The RBI is India's central bank — a government institution that controls the money supply, sets interest rate policy, and regulates all other banks. It does not offer accounts or loans to ordinary people.

Commercial banks — SBI, HDFC, ICICI, Axis, and others — are financial businesses that take deposits from customers and lend money to borrowers. They operate under RBI's supervision and rules.

Side-by-Side Comparison

Feature RBI (Central Bank) Commercial Banks
Owned by Government of India Government (PSBs) or private shareholders
Purpose Monetary policy, regulation, financial stability Accept deposits, give loans, earn profit
Accepts public deposits? No Yes
Gives loans to public?

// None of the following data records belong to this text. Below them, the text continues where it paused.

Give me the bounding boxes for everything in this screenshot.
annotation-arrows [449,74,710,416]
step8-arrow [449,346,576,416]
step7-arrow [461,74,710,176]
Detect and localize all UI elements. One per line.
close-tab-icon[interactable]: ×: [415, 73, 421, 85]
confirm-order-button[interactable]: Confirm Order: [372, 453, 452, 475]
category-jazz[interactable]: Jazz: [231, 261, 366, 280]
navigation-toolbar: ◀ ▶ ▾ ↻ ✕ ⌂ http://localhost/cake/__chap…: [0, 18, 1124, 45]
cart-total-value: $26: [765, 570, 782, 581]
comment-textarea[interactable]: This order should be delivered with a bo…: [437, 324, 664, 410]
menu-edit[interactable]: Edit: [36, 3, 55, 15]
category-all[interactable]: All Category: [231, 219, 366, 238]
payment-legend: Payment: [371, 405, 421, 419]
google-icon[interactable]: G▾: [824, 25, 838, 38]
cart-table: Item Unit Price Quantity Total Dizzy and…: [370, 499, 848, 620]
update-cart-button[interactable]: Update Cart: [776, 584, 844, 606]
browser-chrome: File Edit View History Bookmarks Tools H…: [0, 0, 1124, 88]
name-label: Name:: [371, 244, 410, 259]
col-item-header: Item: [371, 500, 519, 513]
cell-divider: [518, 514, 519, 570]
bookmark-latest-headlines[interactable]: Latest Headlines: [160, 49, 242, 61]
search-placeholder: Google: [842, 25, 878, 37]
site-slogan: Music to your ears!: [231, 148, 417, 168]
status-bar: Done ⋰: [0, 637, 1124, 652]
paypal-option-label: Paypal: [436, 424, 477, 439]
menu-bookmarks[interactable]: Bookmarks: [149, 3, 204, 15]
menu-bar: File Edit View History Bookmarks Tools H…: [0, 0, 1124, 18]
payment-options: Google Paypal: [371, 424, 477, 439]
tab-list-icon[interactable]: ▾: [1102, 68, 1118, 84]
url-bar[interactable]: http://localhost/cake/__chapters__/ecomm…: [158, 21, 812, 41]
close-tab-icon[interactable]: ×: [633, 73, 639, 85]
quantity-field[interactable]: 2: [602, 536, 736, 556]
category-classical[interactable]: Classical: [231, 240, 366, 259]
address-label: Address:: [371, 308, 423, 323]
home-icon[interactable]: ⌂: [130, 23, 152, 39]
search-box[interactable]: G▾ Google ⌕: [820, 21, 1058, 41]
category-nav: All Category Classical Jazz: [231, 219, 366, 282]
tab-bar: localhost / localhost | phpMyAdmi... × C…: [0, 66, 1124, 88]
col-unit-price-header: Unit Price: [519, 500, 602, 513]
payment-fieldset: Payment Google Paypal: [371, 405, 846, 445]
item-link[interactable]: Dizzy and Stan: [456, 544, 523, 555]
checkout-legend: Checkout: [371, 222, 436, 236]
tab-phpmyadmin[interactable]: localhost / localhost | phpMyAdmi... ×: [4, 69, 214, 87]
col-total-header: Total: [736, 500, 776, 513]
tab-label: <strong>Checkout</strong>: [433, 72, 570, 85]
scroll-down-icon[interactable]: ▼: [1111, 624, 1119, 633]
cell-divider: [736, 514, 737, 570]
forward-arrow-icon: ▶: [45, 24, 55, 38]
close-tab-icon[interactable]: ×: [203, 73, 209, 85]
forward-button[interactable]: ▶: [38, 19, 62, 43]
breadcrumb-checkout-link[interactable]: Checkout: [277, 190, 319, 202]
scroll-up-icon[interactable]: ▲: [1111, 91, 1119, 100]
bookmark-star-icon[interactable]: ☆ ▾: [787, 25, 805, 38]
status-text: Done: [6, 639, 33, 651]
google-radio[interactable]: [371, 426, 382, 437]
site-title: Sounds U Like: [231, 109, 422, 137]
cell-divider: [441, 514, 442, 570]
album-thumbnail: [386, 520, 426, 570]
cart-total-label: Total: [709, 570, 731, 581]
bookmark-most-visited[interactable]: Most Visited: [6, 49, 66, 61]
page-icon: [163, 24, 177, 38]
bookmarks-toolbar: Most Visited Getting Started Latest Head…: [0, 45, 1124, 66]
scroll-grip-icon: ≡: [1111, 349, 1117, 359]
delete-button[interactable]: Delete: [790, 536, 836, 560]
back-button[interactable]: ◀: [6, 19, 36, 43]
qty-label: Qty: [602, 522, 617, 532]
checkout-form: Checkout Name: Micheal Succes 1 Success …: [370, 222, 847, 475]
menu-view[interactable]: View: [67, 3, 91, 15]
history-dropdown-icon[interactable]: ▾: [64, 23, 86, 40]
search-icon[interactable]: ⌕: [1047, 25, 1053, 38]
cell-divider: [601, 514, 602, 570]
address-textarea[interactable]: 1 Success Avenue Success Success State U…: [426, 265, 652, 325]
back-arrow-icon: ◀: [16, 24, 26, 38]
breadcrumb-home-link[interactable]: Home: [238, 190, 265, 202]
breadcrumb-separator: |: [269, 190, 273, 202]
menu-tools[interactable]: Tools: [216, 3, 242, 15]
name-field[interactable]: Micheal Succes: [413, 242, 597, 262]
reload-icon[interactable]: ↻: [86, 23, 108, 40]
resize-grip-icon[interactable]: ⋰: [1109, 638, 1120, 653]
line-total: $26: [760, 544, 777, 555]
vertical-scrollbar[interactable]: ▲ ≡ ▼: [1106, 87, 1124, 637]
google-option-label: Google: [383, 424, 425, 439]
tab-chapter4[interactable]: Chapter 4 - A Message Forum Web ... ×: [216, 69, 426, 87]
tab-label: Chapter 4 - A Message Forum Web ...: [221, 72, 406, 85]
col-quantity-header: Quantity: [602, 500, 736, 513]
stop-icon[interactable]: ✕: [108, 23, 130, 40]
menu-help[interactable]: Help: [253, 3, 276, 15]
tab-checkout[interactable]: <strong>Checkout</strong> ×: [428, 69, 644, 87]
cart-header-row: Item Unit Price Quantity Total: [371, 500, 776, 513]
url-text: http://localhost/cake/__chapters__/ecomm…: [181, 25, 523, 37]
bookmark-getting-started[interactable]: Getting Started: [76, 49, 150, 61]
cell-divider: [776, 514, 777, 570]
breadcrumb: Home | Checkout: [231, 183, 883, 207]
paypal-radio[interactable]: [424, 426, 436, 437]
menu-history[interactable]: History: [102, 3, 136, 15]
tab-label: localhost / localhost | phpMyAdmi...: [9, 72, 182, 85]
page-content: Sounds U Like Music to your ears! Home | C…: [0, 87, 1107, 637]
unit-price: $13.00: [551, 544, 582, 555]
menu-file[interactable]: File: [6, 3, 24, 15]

No Yes
Sets interest rates? Yes (repo rate, reverse repo) No — follows RBI guidelines
Can it go bankrupt? No Yes (though deposits insured up to 5 lakh)
Prints currency? Yes No
Regulated by Parliament / Government RBI

What the RBI Actually Does

Most people only hear about the RBI when it changes the repo rate. But its role is much broader:

  • Monetary policy — Controls the money supply and inflation by setting the repo rate (the rate at which banks borrow from RBI).
  • Currency management — Prints and manages the supply of rupee notes in circulation.
  • Foreign exchange — Manages India's foreign exchange reserves and regulates the rupee's exchange rate.
  • Banking regulation — Licenses banks, sets capital requirements, and can cancel a bank's licence if it violates rules.
  • Banker to the government — Manages the government's accounts and national debt.

You can read more about the RBI's functions directly on the Reserve Bank of India's official website.

What Commercial Banks Actually Do

Commercial banks are the banks you interact with daily. Their job is straightforward:

  • Accept savings and current account deposits from individuals and businesses.
  • Lend money through home loans, personal loans, business loans, and credit cards.
  • Earn profit from the spread — the difference between the interest they charge borrowers and the interest they pay depositors.
  • Provide payment services — cheques, NEFT, RTGS, UPI infrastructure.

Commercial banks operate within the rules set by the RBI. When the RBI raises the repo rate, borrowing costs rise for banks — and banks pass that cost on to customers through higher loan interest rates.

The Key Relationship Between Them

Think of the RBI as the regulator of a football league. Commercial banks are the teams playing in it. The RBI does not play on the field. It sets the rules, enforces them, and can remove a team from the league if they cheat. Commercial banks compete, earn revenue, and serve customers — but always within the framework the RBI defines.

When the RBI changes the repo rate, every commercial bank's cost of funds changes — which is exactly why your home loan EMI goes up or down after an RBI policy meeting.

Who Should You Interact With?

For everyday banking — savings accounts, loans, FDs, UPI — you deal with commercial banks. The RBI does not serve individual customers. If you have a complaint against a bank that has not been resolved, you can approach the RBI Ombudsman — a grievance redressal system the RBI operates for consumers.

Frequently Asked Questions

Can I open an account with the RBI?

No. The RBI does not offer accounts or banking services to the general public. It only deals with commercial banks, the government, and financial institutions.

Does the RBI guarantee my bank deposits?

Not directly. Bank deposits up to 5 lakh rupees are insured by the Deposit Insurance and Credit Guarantee Corporation (DICGC), which is a subsidiary of the RBI.

Frequently Asked Questions

What is the difference between RBI and commercial banks?
The RBI is India's central bank that controls monetary policy and regulates the banking system. Commercial banks are financial businesses that accept deposits and give loans to individuals and companies.
Can I open an account with the RBI?
No. The RBI does not offer accounts or banking services to the general public. Only commercial banks, the government, and financial institutions deal directly with the RBI.
Does the RBI give loans?
The RBI lends money to commercial banks at the repo rate — not to individuals. If you need a personal or home loan, you go to a commercial bank.
Who regulates commercial banks in India?
Commercial banks in India are regulated by the Reserve Bank of India. The RBI licenses banks, sets capital requirements, and can revoke a bank's licence for violations.
What happens to my money if a commercial bank fails?
Deposits up to 5 lakh rupees per depositor per bank are insured by the DICGC, a subsidiary of the RBI. Amounts above that limit are not guaranteed.